The rise in high-density living and developments being undertaken closer to busy roadways has heightened the need to control noise and vibration on the construction site.
With many new local and overseas builders and contractors entering the market, particularly in Auckland, it is critical they are made aware of the limits they must adhere to when it comes to noise and vibration.
Many construction activities are inherently noisy, although most noise generated is usually of a temporary nature throughout the construction program.
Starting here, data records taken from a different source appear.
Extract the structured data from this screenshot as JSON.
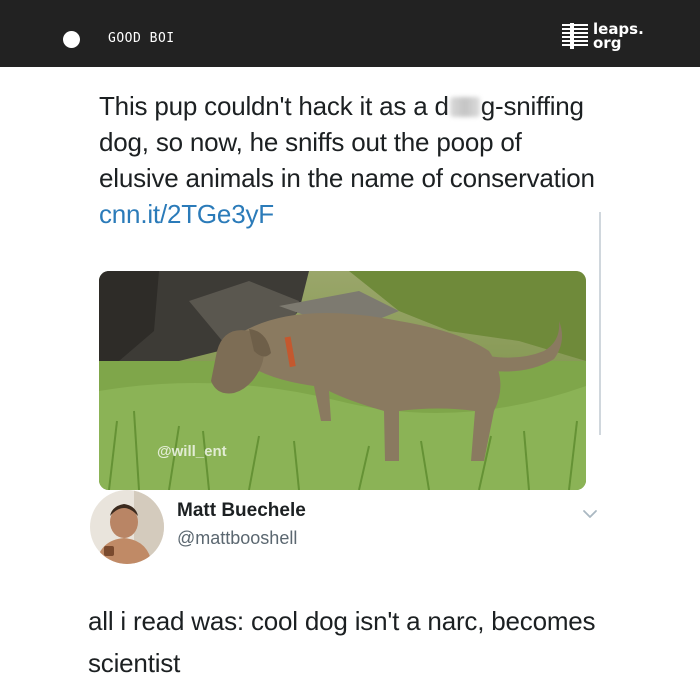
{
  "header": {
    "title": "GOOD BOI",
    "logo_line1": "leaps.",
    "logo_line2": "org",
    "background": "#222222"
  },
  "tweet": {
    "text_part1": "This pup couldn't hack it as a d",
    "text_part2": "g-sniffing dog, so now, he sniffs out the poop of elusive animals in the name of conservation ",
    "link": "cnn.it/2TGe3yF",
    "link_color": "#2b7bb9",
    "image_watermark": "@will_ent"
  },
  "reply": {
    "name": "Matt Buechele",
    "handle": "@mattbooshell",
    "text": "all i read was: cool dog isn't a narc, becomes scientist"
  },
  "icons": {
    "dot": "circle-icon",
    "logo": "striped-square-icon",
    "chevron": "chevron-down-icon"
  }
}
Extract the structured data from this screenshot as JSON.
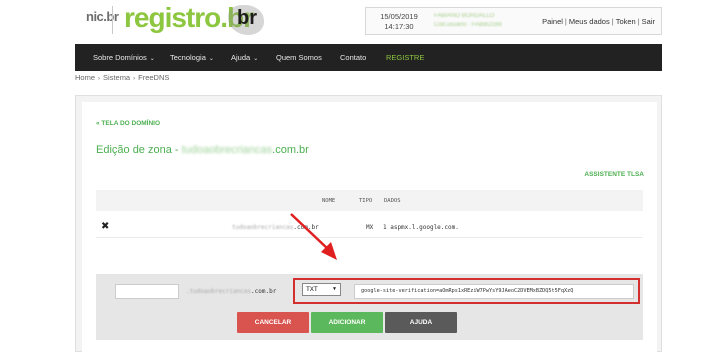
{
  "header": {
    "logo_nic": "nic.br",
    "logo_registro": "registro.br",
    "logo_br": "br",
    "date": "15/05/2019",
    "time": "14:17:30",
    "user_name_blurred": "FABIANO BORDALLO",
    "user_sub_blurred": "Cód.usuário · FABBO168",
    "links": [
      "Painel",
      "Meus dados",
      "Token",
      "Sair"
    ]
  },
  "nav": {
    "items": [
      {
        "label": "Sobre Domínios",
        "caret": "⌄"
      },
      {
        "label": "Tecnologia",
        "caret": "⌄"
      },
      {
        "label": "Ajuda",
        "caret": "⌄"
      },
      {
        "label": "Quem Somos",
        "caret": ""
      },
      {
        "label": "Contato",
        "caret": ""
      },
      {
        "label": "REGISTRE",
        "caret": ""
      }
    ]
  },
  "breadcrumb": [
    "Home",
    "Sistema",
    "FreeDNS"
  ],
  "main": {
    "back_link": "« TELA DO DOMÍNIO",
    "zone_title_prefix": "Edição de zona - ",
    "zone_domain_blurred": "tudoaobrecriancas",
    "zone_domain_suffix": ".com.br",
    "tlsa_link": "ASSISTENTE TLSA",
    "table": {
      "headers": [
        "NOME",
        "TIPO",
        "DADOS"
      ],
      "rows": [
        {
          "delete_icon": "✖",
          "name_blurred": "tudoaobrecriancas",
          "name_suffix": ".com.br",
          "type": "MX",
          "data": "1 aspmx.l.google.com."
        }
      ]
    },
    "form": {
      "name_value": "",
      "domain_suffix_blurred": ".tudoaobrecriancas",
      "domain_suffix": ".com.br",
      "type_value": "TXT",
      "record_value": "google-site-verification=aOmRps1xREziW7PwYsY9JAeoC2DVEMxBZDQ5t5FqXzQ",
      "buttons": {
        "cancel": "CANCELAR",
        "add": "ADICIONAR",
        "help": "AJUDA"
      }
    }
  },
  "colors": {
    "brand_green": "#8dc63f",
    "link_green": "#4caf50",
    "nav_bg": "#222222",
    "highlight_red": "#d32f2f",
    "cancel_btn": "#d9534f",
    "add_btn": "#5cb85c",
    "help_btn": "#5a5a5a"
  },
  "icons": {
    "delete": "close-x-icon",
    "annotation_arrow": "red-arrow-icon"
  }
}
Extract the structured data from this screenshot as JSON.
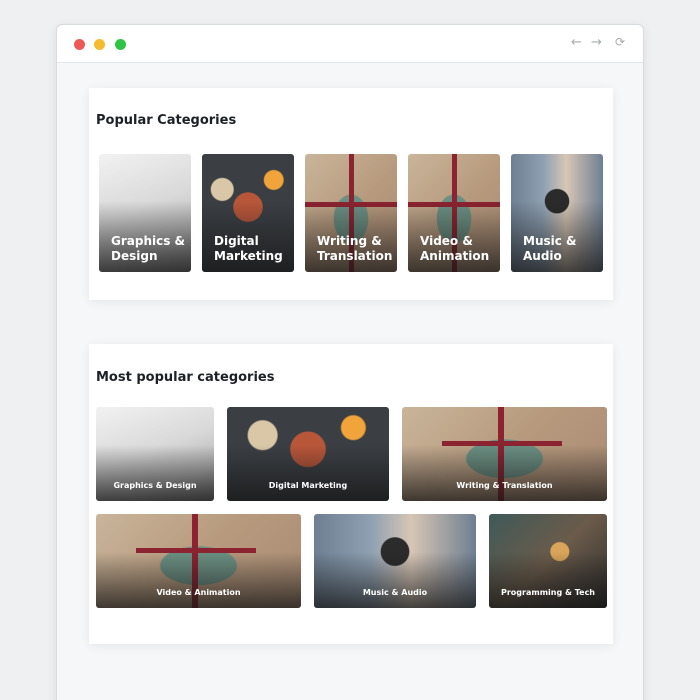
{
  "window": {
    "nav_back": "←",
    "nav_forward": "→",
    "nav_reload": "⟳"
  },
  "popular": {
    "title": "Popular Categories",
    "items": [
      {
        "label": "Graphics & Design",
        "image": "jewelry-photo"
      },
      {
        "label": "Digital Marketing",
        "image": "food-photo"
      },
      {
        "label": "Writing & Translation",
        "image": "gift-photo"
      },
      {
        "label": "Video & Animation",
        "image": "gift-photo"
      },
      {
        "label": "Music & Audio",
        "image": "camera-photo"
      }
    ]
  },
  "most_popular": {
    "title": "Most popular categories",
    "items": [
      {
        "label": "Graphics & Design",
        "image": "jewelry-photo"
      },
      {
        "label": "Digital Marketing",
        "image": "food-photo"
      },
      {
        "label": "Writing & Translation",
        "image": "gift-photo"
      },
      {
        "label": "Video & Animation",
        "image": "gift-photo"
      },
      {
        "label": "Music & Audio",
        "image": "camera-photo"
      },
      {
        "label": "Programming & Tech",
        "image": "drinks-photo"
      }
    ]
  },
  "colors": {
    "dot_red": "#ed5a55",
    "dot_yellow": "#f3bb2e",
    "dot_green": "#2ec445"
  }
}
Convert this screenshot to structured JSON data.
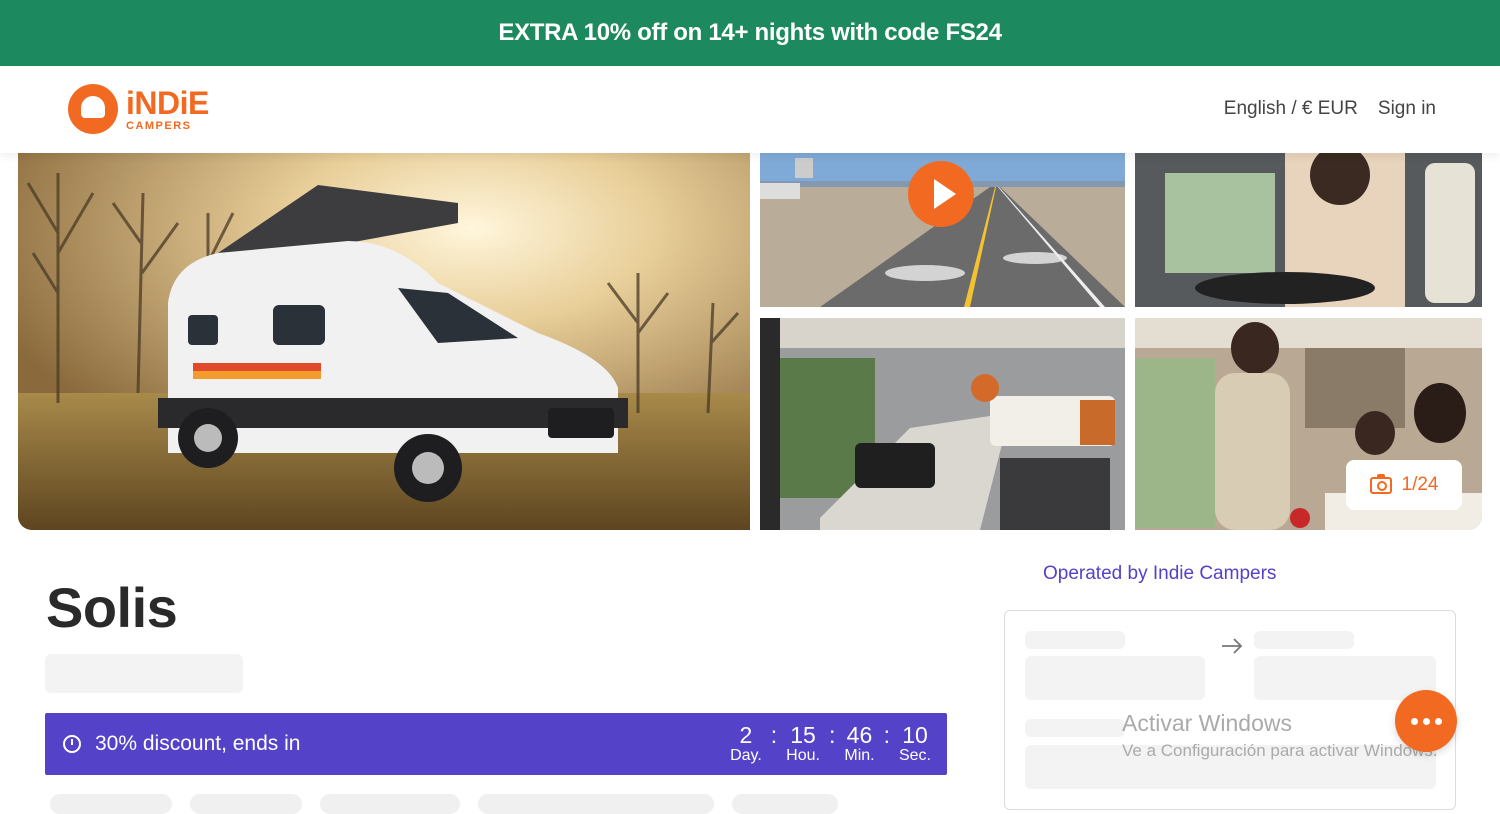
{
  "promo": {
    "text": "EXTRA 10% off on 14+ nights with code FS24"
  },
  "header": {
    "logo_word": "iNDiE",
    "logo_sub": "CAMPERS",
    "language_currency": "English / € EUR",
    "sign_in": "Sign in"
  },
  "gallery": {
    "photo_count": "1/24"
  },
  "vehicle": {
    "name": "Solis"
  },
  "discount": {
    "text": "30% discount, ends in",
    "countdown": [
      {
        "value": "2",
        "label": "Day."
      },
      {
        "value": "15",
        "label": "Hou."
      },
      {
        "value": "46",
        "label": "Min."
      },
      {
        "value": "10",
        "label": "Sec."
      }
    ]
  },
  "sidebar": {
    "operated_by": "Operated by Indie Campers"
  },
  "windows_watermark": {
    "title": "Activar Windows",
    "subtitle": "Ve a Configuración para activar Windows."
  },
  "colors": {
    "brand": "#f26a21",
    "promo_bg": "#1c8a5e",
    "accent": "#5442c8"
  }
}
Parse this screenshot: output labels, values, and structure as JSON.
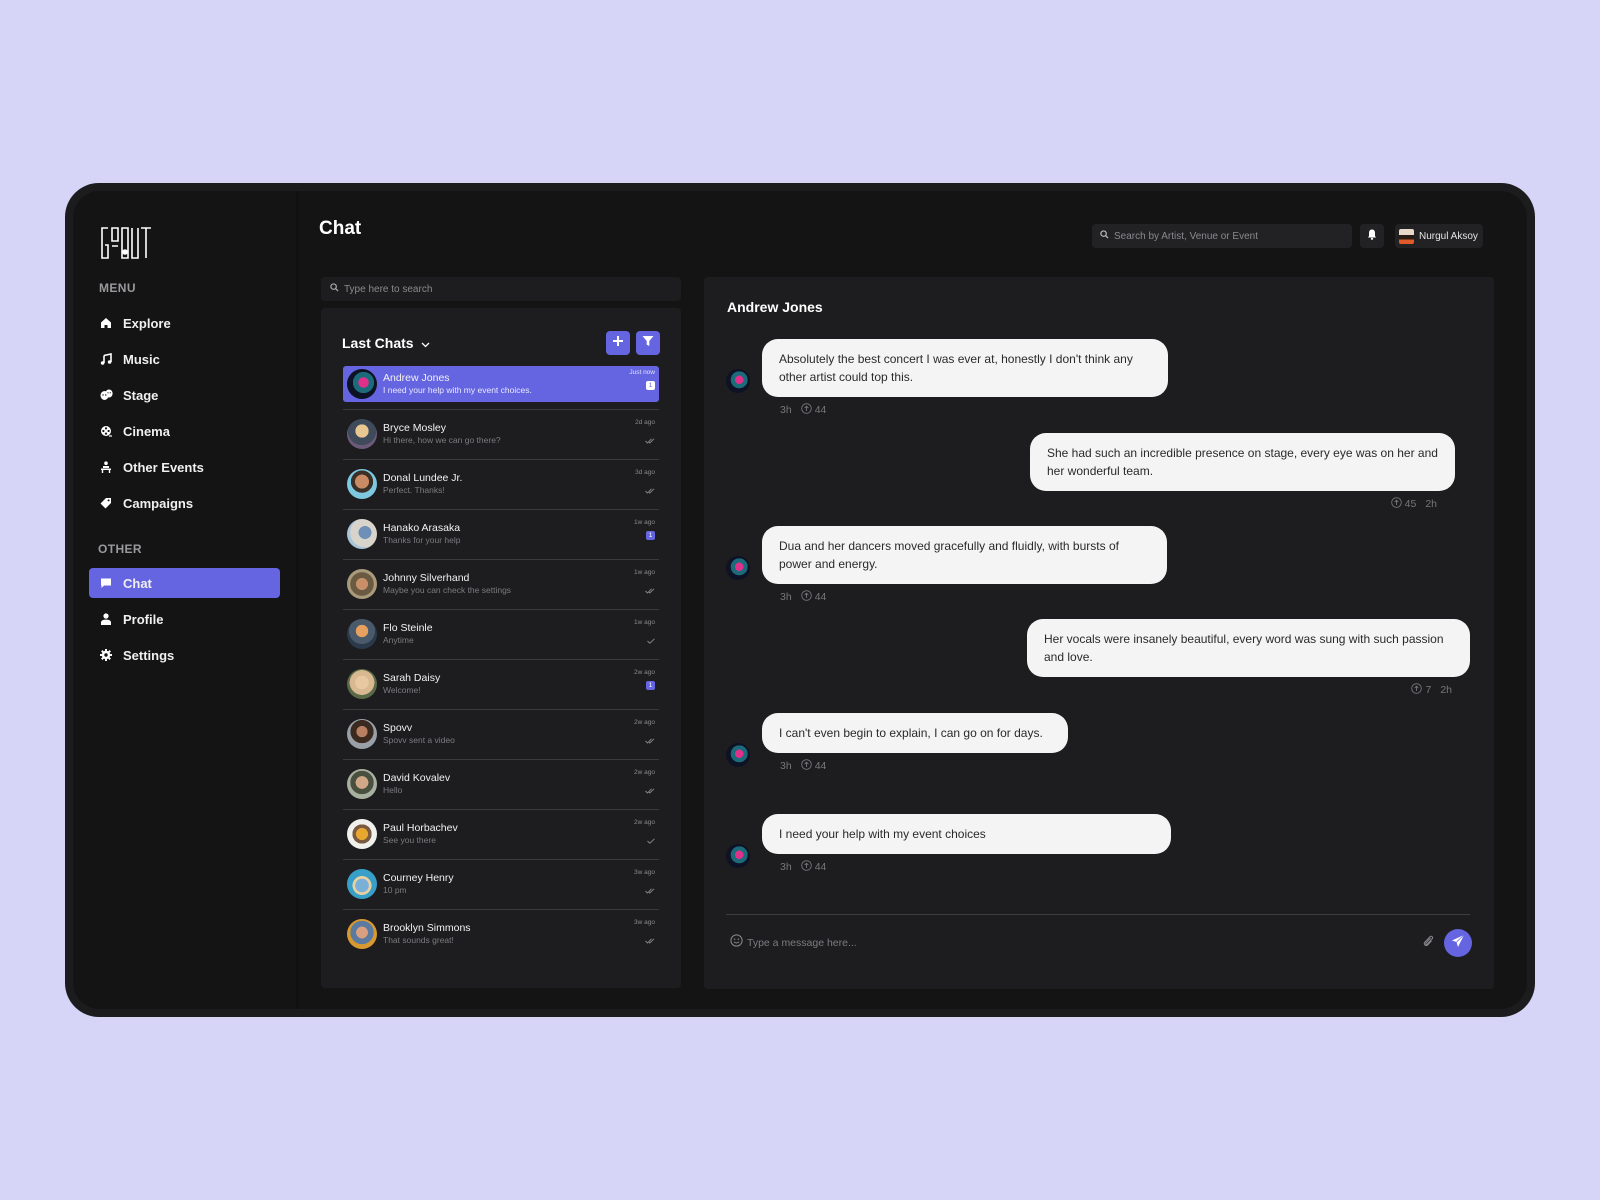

This has been accelerated in Auckland due to the current demand.
NZS 6803:1999 Acoustics – Construction Noise; allows for the production of reasonable noise between the hours of 7.30am and 6pm during weekdays.
However contractors are still required to prevent unreasonable noise emissions, or noise occurring at inconvenient times.
To mitigate adverse effects of ongoing noise from inconvenience and irritation for neighbours, to more serious consequences such as fatigue, loss of efficiency and even structural damage, a range of solutions can be considered.
These include limiting work hours, selecting quieter equipment, carrying out work as far away as possible from neighbours, erecting solid fences or barriers, installing an acoustic enclosure for fixed equipment such as compressors or vacuum equipment, and keeping up with regular maintenance on equipment.
Although it is not possible to eliminate noise and vibration, applying mitigation measures can reduce it to a manageable level.
The noise and vibration effects of a construction site are usually considered as part of a resource consent, with some Councils requiring certification from qualified acoustic engineers at the beginning, end, and even during projects.
These considerations need to be made at the design stage and are increasingly important with the move to more high-density living and mixed use developments creating the potential for greater noise.
Acoustics and soundproofing of buildings is also a major consideration for these types of development to prevent noise transfer between tenants.
Features such as double-glazing, insulation and good cladding go some way to resolving these issues.
Smart, economic solutions for inter-tenancy walls and floors ranging from traditional pre-cast concrete to Comflor slabs and timber-framed systems can also be applied to prevent noise transfer.
Heritage buildings, especially those divided into multi-tenanted, mix used facilities can also be retrofitted with modern technologies such as acoustic ceilings, raised floors, acoustic walls and sound insulation during upgrade works to improve acoustics and soundproofing.
The historic beauty of these buildings can be preserved while providing a modern 21st century environment for their occupants.
It is critical to work with a specialist firm, with the experience to manage the complexity of architectural and building acoustics, sound insulation, noise and vibration control and provide an integrated, cost effective solution.